WELCH, W.Va. (AP) — Months after Missy Nester ended The Welch News’ 100-year run, she can barely stand to walk through the office doors of the newspaper her mother taught her to read with growing up in West Virginia’s southern coalfields. It’s too painful.

The Welch News owner and publisher’s desk is covered with unpaid bills and her own paychecks — a year’s worth — she never cashed. Phones that used to ring throughout the day are silent. Tables covered with typewriters, awards and a century’s worth of other long-abandoned artifacts are reminders that her beloved paper has become an artifact, too.

Wiping away tears, Nester said she wishes people understood why she fought so hard to protect her county's last remaining news outlet, and why it feels like communities left behind by the journalism industry are often the ones who need it most.
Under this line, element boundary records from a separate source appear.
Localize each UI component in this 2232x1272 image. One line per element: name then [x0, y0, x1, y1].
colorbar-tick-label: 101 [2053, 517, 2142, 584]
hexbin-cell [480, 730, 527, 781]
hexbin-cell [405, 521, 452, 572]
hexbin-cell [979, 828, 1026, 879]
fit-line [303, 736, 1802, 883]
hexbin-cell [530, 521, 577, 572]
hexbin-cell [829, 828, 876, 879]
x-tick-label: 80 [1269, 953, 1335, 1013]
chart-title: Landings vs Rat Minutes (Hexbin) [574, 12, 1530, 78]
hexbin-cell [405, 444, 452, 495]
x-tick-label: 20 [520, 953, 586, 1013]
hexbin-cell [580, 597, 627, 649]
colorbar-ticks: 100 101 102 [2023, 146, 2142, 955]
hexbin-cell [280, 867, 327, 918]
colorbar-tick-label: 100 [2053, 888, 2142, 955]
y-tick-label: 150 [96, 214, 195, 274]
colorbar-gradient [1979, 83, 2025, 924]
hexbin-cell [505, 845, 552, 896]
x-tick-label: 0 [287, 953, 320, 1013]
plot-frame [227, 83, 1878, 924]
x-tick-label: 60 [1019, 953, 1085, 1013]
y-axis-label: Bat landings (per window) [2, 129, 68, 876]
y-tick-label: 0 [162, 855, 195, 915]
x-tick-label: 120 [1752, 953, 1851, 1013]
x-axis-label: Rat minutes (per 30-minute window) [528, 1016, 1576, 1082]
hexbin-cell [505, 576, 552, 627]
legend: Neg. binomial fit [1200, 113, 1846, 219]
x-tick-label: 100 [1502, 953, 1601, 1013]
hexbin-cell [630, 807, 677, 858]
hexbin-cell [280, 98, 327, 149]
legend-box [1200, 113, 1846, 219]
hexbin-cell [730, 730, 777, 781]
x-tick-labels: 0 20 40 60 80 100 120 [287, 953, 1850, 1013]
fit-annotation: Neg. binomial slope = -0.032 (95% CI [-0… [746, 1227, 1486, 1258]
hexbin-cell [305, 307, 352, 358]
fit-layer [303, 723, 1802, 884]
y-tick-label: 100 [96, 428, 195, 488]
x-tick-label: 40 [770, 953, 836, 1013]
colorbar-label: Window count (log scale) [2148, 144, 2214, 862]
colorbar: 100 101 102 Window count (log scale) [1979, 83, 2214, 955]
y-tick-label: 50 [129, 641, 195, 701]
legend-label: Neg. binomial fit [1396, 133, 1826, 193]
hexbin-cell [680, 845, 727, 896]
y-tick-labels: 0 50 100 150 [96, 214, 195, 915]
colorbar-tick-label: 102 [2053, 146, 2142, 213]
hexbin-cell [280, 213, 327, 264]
“Our people here have nothing,” said Nester, 57. “Like, can any of y’all hear us out here screaming?”

In March, the McDowell County weekly became another of the thousands of U.S. newspapers shuttered since 2005, a crisis Nester called “terrifying for democracy” and one that disproportionately impacts rural Americans.

Residents suddenly have no way of knowing what’s happening at public meetings. Local crises, like the desperately needed upgrade of water and sewer systems, are going unreported. And there is no one to keep disinformation in check, like when the newspaper published a series of stories dispelling rumors of election tampering at local precincts during last year’s May primaries.

“It was like a heartbeat, like a thread that ran through the community,” said World War II veteran Howard Wade, a retired professor specializing in Black history.

Sitting on a rocking chair in his home at the base of lush, green hills, 97-year-old Wade is worried about the county history the newspaper chronicled. He was born three years after it opened in 1923.

The decline of American newspapers is well-documented. Those most impacted tend to be older, low-income and less likely to have graduated high school or college than people in well-covered communities.

For McDowell residents, the news was a shock. Many said they didn’t realize how much they depended on the paper.

Sarah Hall, McDowell County's first Black prosecutor elected in the 1980s, said it’s tragic when any community loses its newspaper. But for communities like hers, it’s detrimental.

The 535-square-mile (1,385-square-kilometer) county is dominated by rugged mountain terrain. Residents live miles apart in hollers connected by winding roads and no interstate access. Cell and internet service is inconsistent — or nonexistent. There are no local radio or television stations.